In doing so, the ESR position will create a basic understanding of telecouplings activated through conservation, develop tools to link place-based and network-based analyses, and gain insights on how conservation organizations and policy makers can avoid unwanted outcomes and spill-over effects. The ESR will be jointly supervised by Prof. Tobias Kuemmerle (Geography Department & IRI THESys, HU Berlin) and Prof. Patrick Meyfroidt (Earth and Life Institute, Université Catholique de Louvain). Two secondments will take place at the World Conservation Monitoring Centre (www.unep-wcmc.org) and the Université Catholique de Louvain.
Humboldt University is one of Germany’s leading research universities with around 5,000 employees and 35,000 students. The Geography Department is consistently among Germany’s top Geography Departments and is a key research hub for sustainability science, with research foci on land use change, climate change, and urban studies.
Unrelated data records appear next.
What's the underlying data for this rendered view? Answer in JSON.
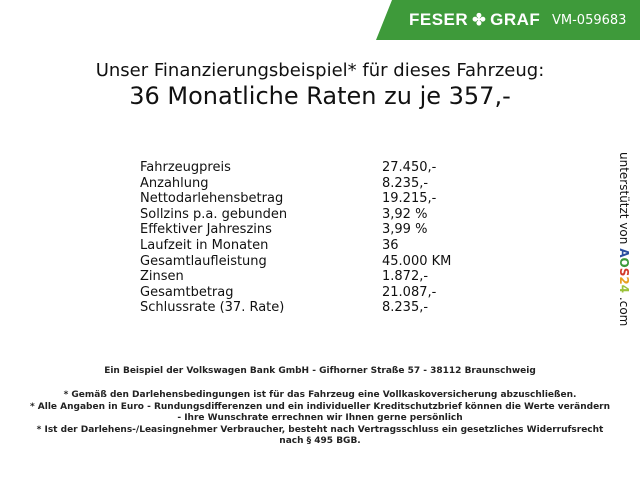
{
  "header": {
    "brand_left": "FESER",
    "brand_right": "GRAF",
    "vehicle_id": "VM-059683",
    "brand_color": "#3e9a3a"
  },
  "title": {
    "line1": "Unser Finanzierungsbeispiel* für dieses Fahrzeug:",
    "line2": "36 Monatliche Raten zu je 357,-"
  },
  "rows": [
    {
      "label": "Fahrzeugpreis",
      "value": "27.450,-"
    },
    {
      "label": "Anzahlung",
      "value": "8.235,-"
    },
    {
      "label": "Nettodarlehensbetrag",
      "value": "19.215,-"
    },
    {
      "label": "Sollzins p.a. gebunden",
      "value": "3,92 %"
    },
    {
      "label": "Effektiver Jahreszins",
      "value": "3,99 %"
    },
    {
      "label": "Laufzeit in Monaten",
      "value": "36"
    },
    {
      "label": "Gesamtlaufleistung",
      "value": "45.000 KM"
    },
    {
      "label": "Zinsen",
      "value": "1.872,-"
    },
    {
      "label": "Gesamtbetrag",
      "value": "21.087,-"
    },
    {
      "label": "Schlussrate (37. Rate)",
      "value": "8.235,-"
    }
  ],
  "side": {
    "prefix": "unterstützt von",
    "logo": [
      "A",
      "O",
      "S",
      "2",
      "4"
    ],
    "suffix": ".com"
  },
  "footer": {
    "bank": "Ein Beispiel der Volkswagen Bank GmbH - Gifhorner Straße 57 - 38112 Braunschweig",
    "note1": "* Gemäß den Darlehensbedingungen ist für das Fahrzeug eine Vollkaskoversicherung abzuschließen.",
    "note2a": "* Alle Angaben in Euro - Rundungsdifferenzen und ein individueller Kreditschutzbrief können die Werte verändern",
    "note2b": "- Ihre Wunschrate errechnen wir Ihnen gerne persönlich",
    "note3a": "* Ist der Darlehens-/Leasingnehmer Verbraucher, besteht nach Vertragsschluss ein gesetzliches Widerrufsrecht",
    "note3b": "nach § 495 BGB."
  }
}
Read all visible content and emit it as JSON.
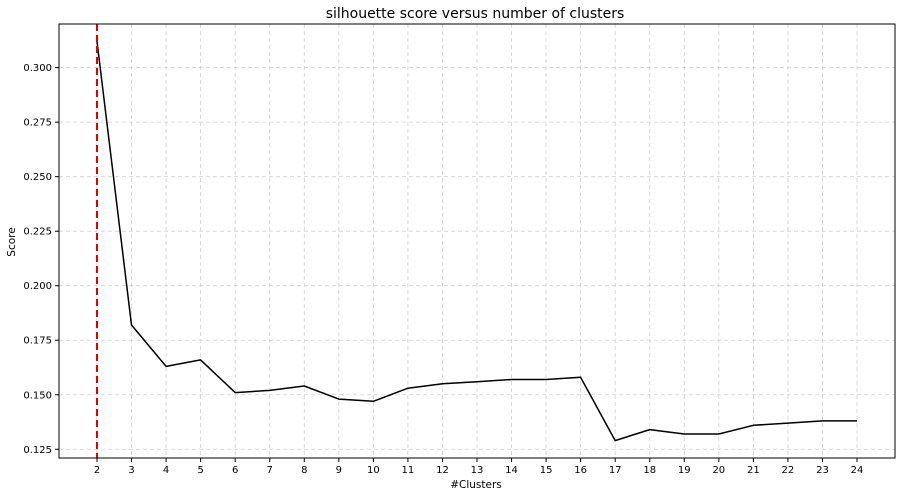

The Integrative Research Institute on Transformations of Human-Environment Systems (IRI THESys) is a flagship activity in the institutional strategy of Humboldt University. As an inter-faculty institute, it develops long-term collaborative research concepts and projects with a focus on sustainability and ongoing transformations of human-environment systems.
A candidate with an above-average MSc (or equivalent degree) in Environmental Science, Ecology, Conservation Science, Geography or related fields. We expect a strong interest in conservation issues, land system science, and sustainability problems. Required skills include a sound background in conservation biology, advanced knowledge in geographic information systems and spatial statistics, and experience in R. Spanish language skills and experience with network analyses are highly welcome.